VII. A estas alturas de mi enumeración, ya habrán saltado algunas alarmas entre mis lectores más ponderados. ¿Exagero? No podrán negar que el lenguaje inclusivo implica una inmensa pérdida de tiempo, en un sistema que valora tanto la economía de medios. La brevedad y la concreción son (o fueron) dos de sus grandes valores estéticos del lenguaje.
VIII. Hay que añadir que, siendo un cuerpo extraño, produce errores chuscos y constantes: «los jóvenes y las jóvenes», «los miembros y las miembros» y «los requisitos y las requisitas» son espantos que han escuchado estos oídos que ensordecerá la tierra, quizá para su alivio.

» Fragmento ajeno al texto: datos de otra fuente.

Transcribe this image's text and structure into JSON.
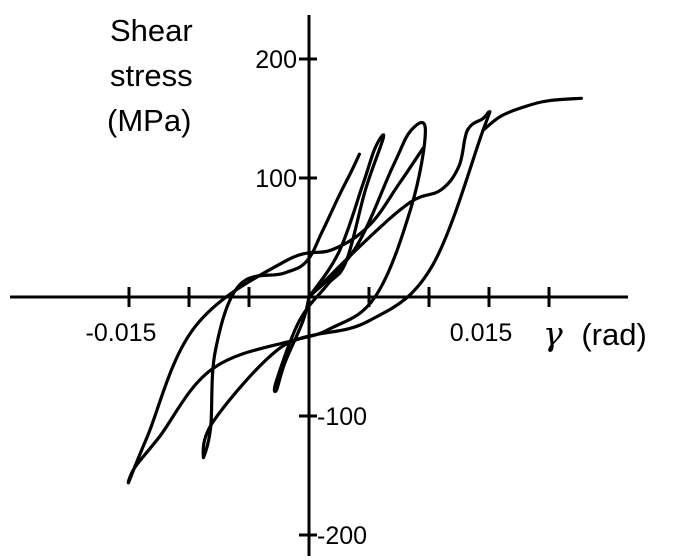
{
  "chart_data": {
    "type": "line",
    "ylabel": [
      "Shear",
      "stress",
      "(MPa)"
    ],
    "xlabel": {
      "symbol": "γ",
      "unit": "(rad)"
    },
    "xlim": [
      -0.02,
      0.0225
    ],
    "ylim": [
      -215,
      235
    ],
    "x_ticks": [
      -0.015,
      -0.01,
      -0.005,
      0.005,
      0.01,
      0.015,
      0.02
    ],
    "x_tick_labels": [
      {
        "value": -0.015,
        "label": "-0.015"
      },
      {
        "value": 0.015,
        "label": "0.015"
      }
    ],
    "y_ticks": [
      200,
      100,
      -100,
      -200
    ],
    "y_tick_labels": [
      {
        "value": 200,
        "label": "200"
      },
      {
        "value": 100,
        "label": "100"
      },
      {
        "value": -100,
        "label": "-100"
      },
      {
        "value": -200,
        "label": "-200"
      }
    ],
    "grid": false,
    "series": [
      {
        "x": [
          0,
          0.0025,
          0.0045,
          0.0055,
          0.0062,
          0.0047,
          0.0031,
          0.0015,
          -0.0008,
          -0.0027,
          -0.0027,
          -0.002,
          -0.0005,
          0
        ],
        "y": [
          0,
          38,
          95,
          125,
          134,
          90,
          30,
          10,
          -20,
          -70,
          -78,
          -55,
          -20,
          0
        ]
      },
      {
        "x": [
          0,
          0.0038,
          0.007,
          0.0085,
          0.0097,
          0.0085,
          0.0055,
          0.0015,
          -0.0027,
          -0.008,
          -0.0088,
          -0.0082,
          -0.0078,
          -0.0058,
          -0.0021,
          -0.0002,
          0.0011,
          0.0025,
          0.0035,
          0.0042
        ],
        "y": [
          0,
          40,
          110,
          140,
          140,
          75,
          0,
          -28,
          -45,
          -105,
          -135,
          -110,
          -45,
          10,
          20,
          30,
          55,
          85,
          105,
          120
        ]
      },
      {
        "x": [
          0,
          0.0048,
          0.0085,
          0.011,
          0.0125,
          0.0132,
          0.0145,
          0.015,
          0.0145,
          0.0102,
          0.005,
          -0.0008,
          -0.008,
          -0.0125,
          -0.0145,
          -0.015,
          -0.0135,
          -0.0095,
          -0.002,
          0.002,
          0.005,
          0.0075,
          0.0095
        ],
        "y": [
          0,
          48,
          80,
          90,
          110,
          140,
          150,
          155,
          140,
          25,
          -20,
          -35,
          -60,
          -118,
          -143,
          -155,
          -118,
          -25,
          30,
          40,
          60,
          95,
          125
        ]
      },
      {
        "x": [
          0.0145,
          0.016,
          0.018,
          0.02,
          0.0227
        ],
        "y": [
          140,
          152,
          160,
          165,
          167
        ]
      }
    ]
  }
}
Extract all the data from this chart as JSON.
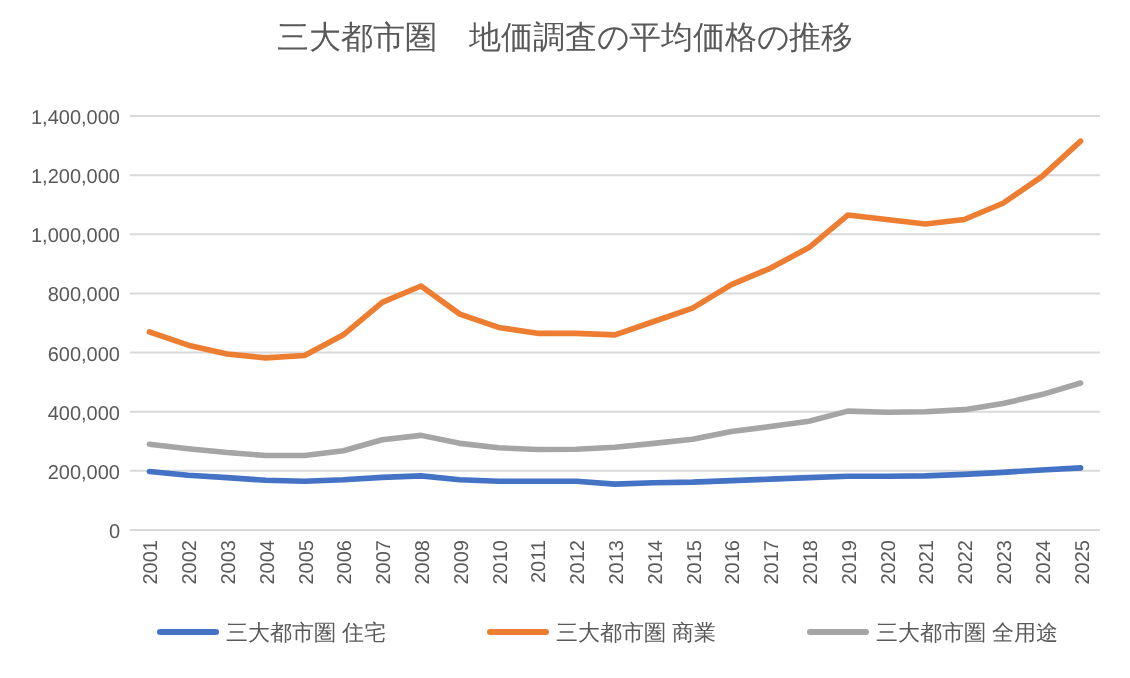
{
  "chart_data": {
    "type": "line",
    "title": "三大都市圏　地価調査の平均価格の推移",
    "categories": [
      "2001",
      "2002",
      "2003",
      "2004",
      "2005",
      "2006",
      "2007",
      "2008",
      "2009",
      "2010",
      "2011",
      "2012",
      "2013",
      "2014",
      "2015",
      "2016",
      "2017",
      "2018",
      "2019",
      "2020",
      "2021",
      "2022",
      "2023",
      "2024",
      "2025"
    ],
    "series": [
      {
        "name": "三大都市圏 住宅",
        "color": "#4472c4",
        "values": [
          198000,
          185000,
          177000,
          168000,
          165000,
          170000,
          178000,
          183000,
          170000,
          165000,
          165000,
          165000,
          155000,
          160000,
          162000,
          167000,
          172000,
          177000,
          182000,
          182000,
          183000,
          188000,
          195000,
          203000,
          210000
        ]
      },
      {
        "name": "三大都市圏 商業",
        "color": "#ed7d31",
        "values": [
          670000,
          625000,
          595000,
          582000,
          590000,
          660000,
          770000,
          825000,
          730000,
          685000,
          665000,
          665000,
          660000,
          705000,
          750000,
          830000,
          885000,
          955000,
          1065000,
          1050000,
          1035000,
          1050000,
          1105000,
          1195000,
          1315000
        ]
      },
      {
        "name": "三大都市圏 全用途",
        "color": "#a5a5a5",
        "values": [
          290000,
          275000,
          262000,
          252000,
          252000,
          268000,
          305000,
          320000,
          293000,
          278000,
          272000,
          273000,
          280000,
          293000,
          307000,
          333000,
          350000,
          368000,
          402000,
          398000,
          400000,
          407000,
          428000,
          458000,
          497000
        ]
      }
    ],
    "ylim": [
      0,
      1400000
    ],
    "yticks": [
      {
        "value": 0,
        "label": "0"
      },
      {
        "value": 200000,
        "label": "200,000"
      },
      {
        "value": 400000,
        "label": "400,000"
      },
      {
        "value": 600000,
        "label": "600,000"
      },
      {
        "value": 800000,
        "label": "800,000"
      },
      {
        "value": 1000000,
        "label": "1,000,000"
      },
      {
        "value": 1200000,
        "label": "1,200,000"
      },
      {
        "value": 1400000,
        "label": "1,400,000"
      }
    ],
    "grid": "y",
    "legend": "bottom",
    "marker": "none",
    "line_style": "solid"
  }
}
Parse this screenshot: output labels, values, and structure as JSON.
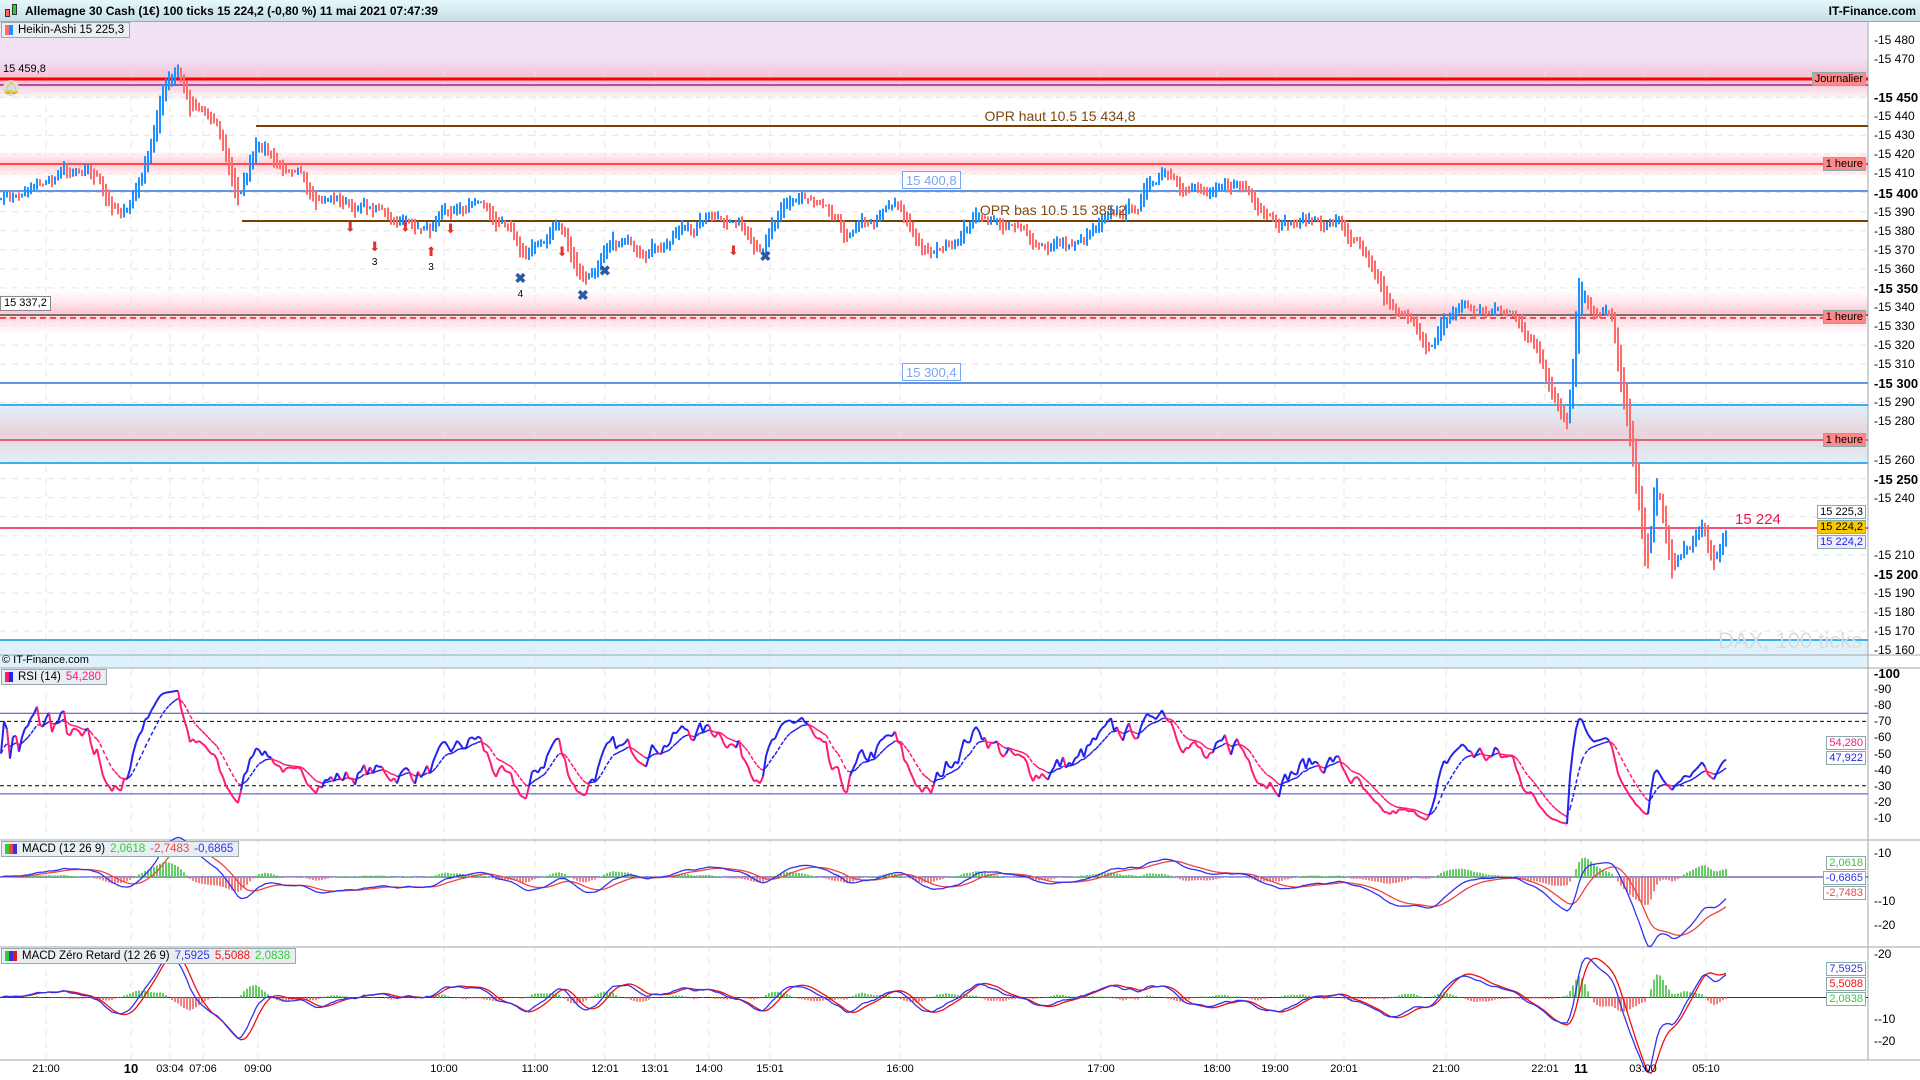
{
  "window": {
    "title": "Allemagne 30 Cash (1€) 100 ticks 15 224,2 (-0,80 %) 11 mai 2021 07:47:39",
    "brand": "IT-Finance.com",
    "logo_icon": "candlestick-icon"
  },
  "main": {
    "legend": {
      "label": "Heikin-Ashi 15 225,3",
      "colors": [
        "#ff6a6a",
        "#1e90ff"
      ]
    },
    "left_labels": {
      "daily_high": "15 459,8",
      "level": "15 337,2"
    },
    "alert_icon": "bell-icon",
    "levels": {
      "opr_high": "OPR haut 10.5 15 434,8",
      "opr_low": "OPR bas 10.5 15 385,2",
      "box1": "15 400,8",
      "box2": "15 300,4",
      "last": "15 224"
    },
    "watermark": "DAX, 100 ticks",
    "copyright": "© IT-Finance.com",
    "axis_labels": [
      [
        "15 480",
        false
      ],
      [
        "15 470",
        false
      ],
      [
        "15 450",
        true
      ],
      [
        "15 440",
        false
      ],
      [
        "15 430",
        false
      ],
      [
        "15 420",
        false
      ],
      [
        "15 410",
        false
      ],
      [
        "15 400",
        true
      ],
      [
        "15 390",
        false
      ],
      [
        "15 380",
        false
      ],
      [
        "15 370",
        false
      ],
      [
        "15 360",
        false
      ],
      [
        "15 350",
        true
      ],
      [
        "15 340",
        false
      ],
      [
        "15 330",
        false
      ],
      [
        "15 320",
        false
      ],
      [
        "15 310",
        false
      ],
      [
        "15 300",
        true
      ],
      [
        "15 290",
        false
      ],
      [
        "15 280",
        false
      ],
      [
        "15 260",
        false
      ],
      [
        "15 250",
        true
      ],
      [
        "15 240",
        false
      ],
      [
        "15 210",
        false
      ],
      [
        "15 200",
        true
      ],
      [
        "15 190",
        false
      ],
      [
        "15 180",
        false
      ],
      [
        "15 170",
        false
      ],
      [
        "15 160",
        false
      ]
    ],
    "tags": {
      "daily": "Journalier",
      "hour1": "1 heure",
      "hour2": "1 heure",
      "hour3": "1 heure",
      "ha": "15 225,3",
      "price": "15 224,2",
      "price2": "15 224,2"
    },
    "signal_counts": [
      "3",
      "3",
      "4"
    ],
    "colors": {
      "up": "#1e90ff",
      "down": "#ff6a6a",
      "opr": "#7b3f00",
      "level": "#6495ed",
      "alert": "#ff0000"
    }
  },
  "rsi": {
    "name": "RSI (14)",
    "value": "54,280",
    "signal": "47,922",
    "axis": [
      "100",
      "90",
      "80",
      "70",
      "60",
      "50",
      "40",
      "30",
      "20",
      "10"
    ],
    "colors": {
      "rsi": "#ff1a75",
      "signal": "#2222ee"
    }
  },
  "macd": {
    "name": "MACD (12 26 9)",
    "hist": "2,0618",
    "signal": "-2,7483",
    "macd": "-0,6865",
    "axis": [
      "10",
      "-10",
      "-20"
    ]
  },
  "macdzr": {
    "name": "MACD Zéro Retard (12 26 9)",
    "macd": "7,5925",
    "signal": "5,5088",
    "hist": "2,0838",
    "axis": [
      "20",
      "-10",
      "-20"
    ]
  },
  "time_axis": [
    [
      "21:00",
      false
    ],
    [
      "10",
      true
    ],
    [
      "03:04",
      false
    ],
    [
      "07:06",
      false
    ],
    [
      "09:00",
      false
    ],
    [
      "10:00",
      false
    ],
    [
      "11:00",
      false
    ],
    [
      "12:01",
      false
    ],
    [
      "13:01",
      false
    ],
    [
      "14:00",
      false
    ],
    [
      "15:01",
      false
    ],
    [
      "16:00",
      false
    ],
    [
      "17:00",
      false
    ],
    [
      "18:00",
      false
    ],
    [
      "19:00",
      false
    ],
    [
      "20:01",
      false
    ],
    [
      "21:00",
      false
    ],
    [
      "22:01",
      false
    ],
    [
      "11",
      true
    ],
    [
      "03:00",
      false
    ],
    [
      "05:10",
      false
    ]
  ]
}
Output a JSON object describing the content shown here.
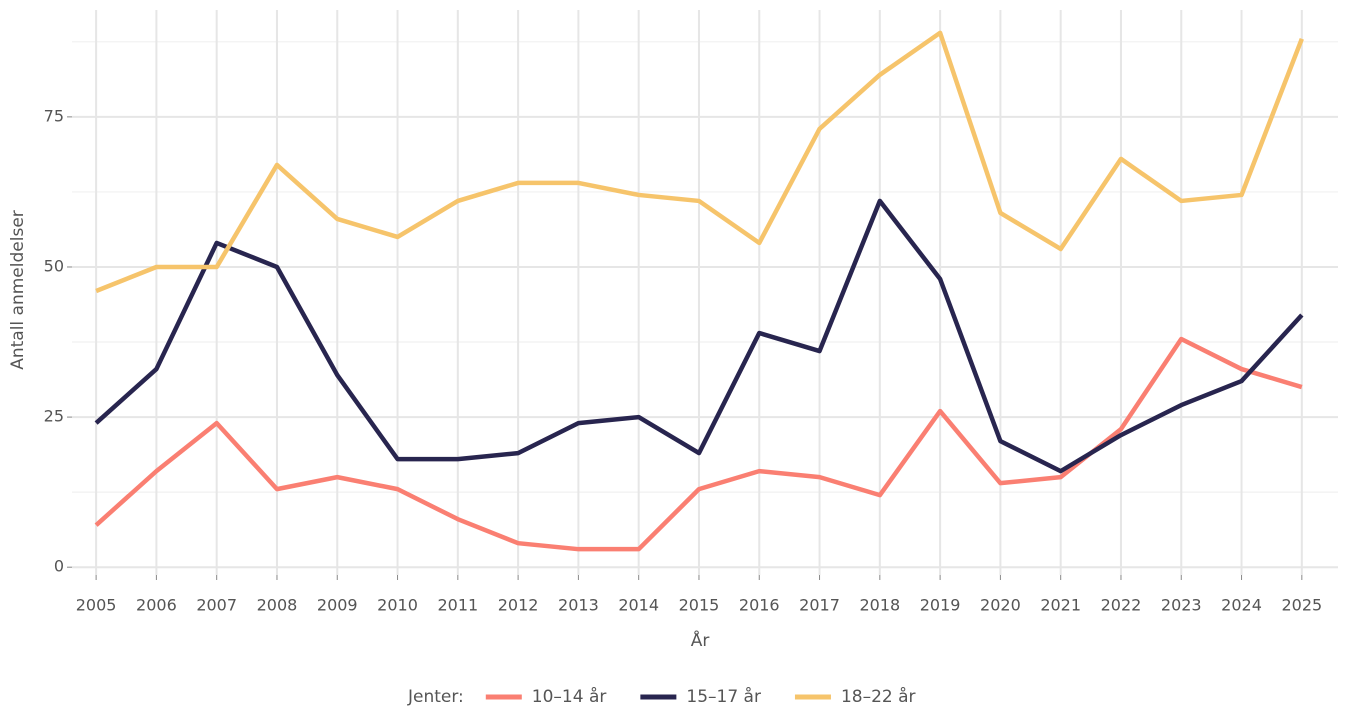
{
  "chart_data": {
    "type": "line",
    "x": [
      2005,
      2006,
      2007,
      2008,
      2009,
      2010,
      2011,
      2012,
      2013,
      2014,
      2015,
      2016,
      2017,
      2018,
      2019,
      2020,
      2021,
      2022,
      2023,
      2024,
      2025
    ],
    "series": [
      {
        "name": "10–14 år",
        "color": "#fa7f72",
        "values": [
          7,
          16,
          24,
          13,
          15,
          13,
          8,
          4,
          3,
          3,
          13,
          16,
          15,
          12,
          26,
          14,
          15,
          23,
          38,
          33,
          30
        ]
      },
      {
        "name": "15–17 år",
        "color": "#28254f",
        "values": [
          24,
          33,
          54,
          50,
          32,
          18,
          18,
          19,
          24,
          25,
          19,
          39,
          36,
          61,
          48,
          21,
          16,
          22,
          27,
          31,
          42
        ]
      },
      {
        "name": "18–22 år",
        "color": "#f6c46b",
        "values": [
          46,
          50,
          50,
          67,
          58,
          55,
          61,
          64,
          64,
          62,
          61,
          54,
          73,
          82,
          89,
          59,
          53,
          68,
          61,
          62,
          88
        ]
      }
    ],
    "xlabel": "År",
    "ylabel": "Antall anmeldelser",
    "legend_title": "Jenter:",
    "xlim": [
      2004.6,
      2025.6
    ],
    "ylim": [
      -1.3,
      92.8
    ],
    "xticks": [
      2005,
      2006,
      2007,
      2008,
      2009,
      2010,
      2011,
      2012,
      2013,
      2014,
      2015,
      2016,
      2017,
      2018,
      2019,
      2020,
      2021,
      2022,
      2023,
      2024,
      2025
    ],
    "yticks": [
      0,
      25,
      50,
      75
    ],
    "grid": true,
    "legend": "bottom"
  }
}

IX. Una preocupación mayor. Estas leyes están haciéndose con el oído lingüístico de las nuevas generaciones. Tanto que pueden hacerlas suspicaces ante la gran tradición literaria española. Se condena así —sin juicio— a autores tan poco sospechosos de machismo como Miguel de Cervantes o Fernán Caballero. ¿No sonarán heteropatriarcales por el simple hecho de usar bien nuestro idioma? Las personas más formadas puede que sepan trazar una línea roja a partir de la cual lo que antes se hacía con toda naturalidad empezó a ser inaceptablemente machista, pero obsérvese que la ruptura —la línea— hay que trazarla en cualquier caso. Se pierde la continuidad.
X. Quien usa esas reduplicaciones del lenguaje de género en su vida pública o burocrática, pero piensa que son una tontería, un peaje a los tiempos y una cosa superficial, se equivoca. La lengua está indisolublemente unida a la vida intelectual y espiritual de cada persona. Decimos lo que pensamos pero pensamos como hablamos.